正直、オペラばかりは、本場の劇場で観ると緊迫感が違うのだ

 2021年、権威あるショパン・コンクールで反田恭平が日本人として51年ぶりの2位入賞を果たし、日本のマスコミも大いに盛り上がった。

 ただ大きなニュースにはならなくても日本人が海外のコンクールで入賞するのは少しも珍しいことではなく、音楽愛好家の中には日本人が出場する国際的コンクールめがけて、旅する人がいる。当然贔屓の指揮者や演奏家を追いかけて、世界中を旅する人も。国が変われば、音も変わり、違った感動があるからと。

 同じ意味で、日本人演奏家の音を海外で聴くのはまた格別の趣があるもの。私も、今世界で引っ張りだこのピアニスト藤田真央の追っかけ旅行をライフワークに加えようと目論んでいるが、それも彼らを支える使命感と達成感も手伝って“勝手に随行旅行”する人々は完璧に幸せそうだったから。

 ただオペラの場合は状況が少し違う。圧倒的な声量とスタミナを要するオペラでは、やはり体格の問題なのか、世界的な活躍を見せる日本人オペラ歌手は歴史的にも非常に少ない。いや昨今、韓国人や中国人歌手の活躍は目覚ましいから、骨格のせいばかりではないはずだ。

 破裂音の少ない日本語を母語とすることや、自己肯定感の低さなどの国民性も理由に挙げられているが、どちらにせよ、海外でオペラを観ても日本人の名を見つけることは極めて稀。それでもワーグナー歌手である藤村実穂子や、イタリアオペラで破竹の勢いを見せる脇園彩などメゾソプラノには世界が認める逸材がいるのに、オペラの花形たるソプラノ歌手となるとなかなか……。

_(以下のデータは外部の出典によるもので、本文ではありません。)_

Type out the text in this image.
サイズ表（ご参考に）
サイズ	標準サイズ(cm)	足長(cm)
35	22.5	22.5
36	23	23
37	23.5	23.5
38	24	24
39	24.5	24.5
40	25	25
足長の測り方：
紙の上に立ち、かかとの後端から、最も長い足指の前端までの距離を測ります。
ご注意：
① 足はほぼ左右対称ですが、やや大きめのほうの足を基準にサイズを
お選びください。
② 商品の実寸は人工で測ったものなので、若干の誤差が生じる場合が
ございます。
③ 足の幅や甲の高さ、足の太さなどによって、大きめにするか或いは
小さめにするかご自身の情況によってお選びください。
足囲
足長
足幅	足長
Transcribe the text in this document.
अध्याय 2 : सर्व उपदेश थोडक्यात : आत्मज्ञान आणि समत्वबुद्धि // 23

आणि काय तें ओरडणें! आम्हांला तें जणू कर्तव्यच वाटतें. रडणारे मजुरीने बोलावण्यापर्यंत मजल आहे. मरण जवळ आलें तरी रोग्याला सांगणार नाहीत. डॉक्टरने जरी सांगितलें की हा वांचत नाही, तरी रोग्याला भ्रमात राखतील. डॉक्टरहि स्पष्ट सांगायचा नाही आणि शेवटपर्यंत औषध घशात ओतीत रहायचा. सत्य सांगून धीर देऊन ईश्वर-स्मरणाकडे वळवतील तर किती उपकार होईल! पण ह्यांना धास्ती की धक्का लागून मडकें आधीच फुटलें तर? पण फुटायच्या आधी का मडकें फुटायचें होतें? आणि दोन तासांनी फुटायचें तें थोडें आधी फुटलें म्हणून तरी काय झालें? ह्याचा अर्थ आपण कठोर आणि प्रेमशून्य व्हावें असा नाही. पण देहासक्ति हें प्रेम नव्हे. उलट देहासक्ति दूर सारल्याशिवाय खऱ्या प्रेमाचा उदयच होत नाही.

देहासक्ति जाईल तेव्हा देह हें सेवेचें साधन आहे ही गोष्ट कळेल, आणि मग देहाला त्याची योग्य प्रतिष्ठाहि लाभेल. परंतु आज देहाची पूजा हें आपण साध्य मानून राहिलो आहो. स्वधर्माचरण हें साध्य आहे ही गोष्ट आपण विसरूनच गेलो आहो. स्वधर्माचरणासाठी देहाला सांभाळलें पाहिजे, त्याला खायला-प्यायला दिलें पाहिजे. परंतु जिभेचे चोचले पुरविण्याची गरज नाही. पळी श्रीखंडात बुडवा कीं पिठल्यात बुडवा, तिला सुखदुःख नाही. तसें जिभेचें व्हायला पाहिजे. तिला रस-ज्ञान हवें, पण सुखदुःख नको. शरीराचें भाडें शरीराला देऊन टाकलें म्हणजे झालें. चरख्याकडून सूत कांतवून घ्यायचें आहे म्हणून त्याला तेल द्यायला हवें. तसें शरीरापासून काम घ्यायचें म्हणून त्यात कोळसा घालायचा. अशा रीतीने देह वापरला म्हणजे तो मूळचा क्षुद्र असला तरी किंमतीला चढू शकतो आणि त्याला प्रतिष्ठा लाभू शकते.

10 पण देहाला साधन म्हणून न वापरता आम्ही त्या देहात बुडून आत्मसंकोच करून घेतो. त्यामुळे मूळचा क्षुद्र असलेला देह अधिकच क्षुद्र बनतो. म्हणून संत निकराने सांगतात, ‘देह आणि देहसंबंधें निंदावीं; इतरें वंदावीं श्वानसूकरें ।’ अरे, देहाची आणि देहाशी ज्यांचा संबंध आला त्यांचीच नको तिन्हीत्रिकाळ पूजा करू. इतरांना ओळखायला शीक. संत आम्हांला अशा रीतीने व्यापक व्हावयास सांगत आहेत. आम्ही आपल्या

 そんな中、あるソプラノ歌手が改めて注目を浴びている。記憶に新しい“天皇即位の祝賀式典”で国歌を独唱、あの人は誰? と騒がれた森谷真理である。日本での知名度は高くはないが、それも海外でキャリアを積んできた人だから。

 しかも日本人が比較的抜擢されやすい「蝶々夫人」のみならず、超絶技巧を要するソプラノ最大の難曲「魔笛」の“夜の女王”を歌える稀有な存在として知られていた。

 この役はコロラトゥーラと超高音が求められる上に力強さや激しさも必要で、特に「復讐の炎は地獄のように我が心に燃え」でのスタッカート付きの高速パッセージは形容しがたいほどの強烈な音の羅列。一度聴いたら忘れられない。

 その難役を世界の舞台で成功させた日本人などいないと思っていたら、何とこの人は、それをメトロポリタン劇場で歌って絶賛を浴び、以降世界で数々のオファーを受けているのだ。

 実は驚いたことにウィーンの歌劇場・フォルクスオーパーで私もこの人の“夜の女王”を聴いていた! 不覚にもその時はまさか日本人と思わずに。